Apple upset by the illegal file-sharing it enabled

D'oh!

D'oh!

Apple Computer has limited a music-sharing feature from the latest version of iTunes after some Mac owners used it to swap songs over the internet. In an update to iTunes, the Mac maker removed a feature that had been exploited to allow Mac users to swap songs - in a move that echoed the actions of users of controversial services such as Napster and KaZaA. Version 4.0.1 of iTunes removes the ability to share iTunes play lists over the internet, limiting the feature to streaming songs over a local network.

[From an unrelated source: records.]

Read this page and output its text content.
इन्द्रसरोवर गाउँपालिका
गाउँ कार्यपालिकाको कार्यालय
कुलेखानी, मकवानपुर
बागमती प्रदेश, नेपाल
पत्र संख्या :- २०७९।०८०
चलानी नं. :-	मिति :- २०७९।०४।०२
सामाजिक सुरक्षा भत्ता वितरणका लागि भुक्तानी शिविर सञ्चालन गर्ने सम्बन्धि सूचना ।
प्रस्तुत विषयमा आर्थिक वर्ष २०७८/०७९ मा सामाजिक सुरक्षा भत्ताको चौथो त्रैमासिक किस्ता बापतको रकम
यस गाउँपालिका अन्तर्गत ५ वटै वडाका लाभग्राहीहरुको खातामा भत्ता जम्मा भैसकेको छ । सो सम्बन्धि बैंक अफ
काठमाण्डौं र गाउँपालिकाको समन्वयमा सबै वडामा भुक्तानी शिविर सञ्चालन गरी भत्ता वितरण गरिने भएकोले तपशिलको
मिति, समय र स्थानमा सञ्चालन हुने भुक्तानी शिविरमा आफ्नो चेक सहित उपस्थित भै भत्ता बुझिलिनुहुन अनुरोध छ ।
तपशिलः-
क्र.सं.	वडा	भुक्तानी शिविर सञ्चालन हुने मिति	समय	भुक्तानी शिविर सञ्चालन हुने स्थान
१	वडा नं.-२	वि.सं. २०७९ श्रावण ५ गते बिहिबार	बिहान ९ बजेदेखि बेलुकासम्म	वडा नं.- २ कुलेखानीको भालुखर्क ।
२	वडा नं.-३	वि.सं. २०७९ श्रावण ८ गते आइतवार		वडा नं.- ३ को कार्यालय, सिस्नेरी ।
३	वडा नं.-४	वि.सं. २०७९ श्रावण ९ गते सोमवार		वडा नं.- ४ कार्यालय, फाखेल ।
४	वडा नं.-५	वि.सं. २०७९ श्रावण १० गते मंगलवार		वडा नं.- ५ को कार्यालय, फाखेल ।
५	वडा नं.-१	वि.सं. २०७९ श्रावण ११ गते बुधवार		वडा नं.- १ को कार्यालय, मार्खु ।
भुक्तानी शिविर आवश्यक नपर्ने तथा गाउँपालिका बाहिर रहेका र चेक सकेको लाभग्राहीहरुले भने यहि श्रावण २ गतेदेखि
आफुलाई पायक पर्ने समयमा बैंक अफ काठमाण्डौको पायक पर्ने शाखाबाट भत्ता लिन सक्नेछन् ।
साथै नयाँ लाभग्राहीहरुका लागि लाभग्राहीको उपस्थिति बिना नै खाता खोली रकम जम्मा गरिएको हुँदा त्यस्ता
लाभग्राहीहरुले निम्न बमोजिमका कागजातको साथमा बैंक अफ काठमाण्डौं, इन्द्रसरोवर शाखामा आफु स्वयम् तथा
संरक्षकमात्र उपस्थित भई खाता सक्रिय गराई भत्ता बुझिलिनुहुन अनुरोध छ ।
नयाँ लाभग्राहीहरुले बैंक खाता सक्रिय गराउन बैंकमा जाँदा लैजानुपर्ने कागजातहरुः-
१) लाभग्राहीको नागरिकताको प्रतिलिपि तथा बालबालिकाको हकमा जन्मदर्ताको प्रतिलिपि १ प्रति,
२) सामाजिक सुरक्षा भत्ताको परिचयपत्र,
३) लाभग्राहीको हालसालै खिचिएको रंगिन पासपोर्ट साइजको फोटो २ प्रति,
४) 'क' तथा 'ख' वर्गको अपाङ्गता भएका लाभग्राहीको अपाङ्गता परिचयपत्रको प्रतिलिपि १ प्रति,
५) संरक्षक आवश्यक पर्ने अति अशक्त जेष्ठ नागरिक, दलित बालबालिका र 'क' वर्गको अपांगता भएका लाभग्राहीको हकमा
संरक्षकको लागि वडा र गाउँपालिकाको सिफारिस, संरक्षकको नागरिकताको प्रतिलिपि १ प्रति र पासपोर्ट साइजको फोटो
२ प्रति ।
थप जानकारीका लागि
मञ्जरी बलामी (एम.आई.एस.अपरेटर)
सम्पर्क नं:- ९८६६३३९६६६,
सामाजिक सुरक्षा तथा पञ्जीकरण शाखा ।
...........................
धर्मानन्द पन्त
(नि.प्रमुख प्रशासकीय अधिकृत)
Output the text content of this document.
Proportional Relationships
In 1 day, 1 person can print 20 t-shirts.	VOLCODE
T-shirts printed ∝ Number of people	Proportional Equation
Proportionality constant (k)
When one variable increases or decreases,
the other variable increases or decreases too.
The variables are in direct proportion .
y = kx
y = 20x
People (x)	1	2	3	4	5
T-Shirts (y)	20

A statement from Apple said: "The new iTunes 4.0.1 update limits Rendezvous music sharing to work only between computers on a local network (its intended use) and disables music sharing over the internet." Apple said in the statement that it was "disappointed" that people had used the new feature in iTunes to copy music with strangers. "Rendezvous music sharing...has been used by some in ways that have surprised and disappointed us," Apple said. "We designed it to allow friends and family to easily stream (not copy) their music between computers at home or in a small group setting, and it does this well. But some people are taking advantage of it to stream music over the internet to people they do not even know." At this point industry watchers who have followed the fortunes of Napster and the band of file-sharing services which grew in its wake might be tempted to a chance an irony-laden 'who would have thought'. The company began distributing the more restrictive version of iTunes on Tuesday to those Mac users who have elected to receive updates automatically, but it is not yet available for download on Apple's website. An Apple representative was not immediately able to say what, if any, features have been added to the program in the latest version.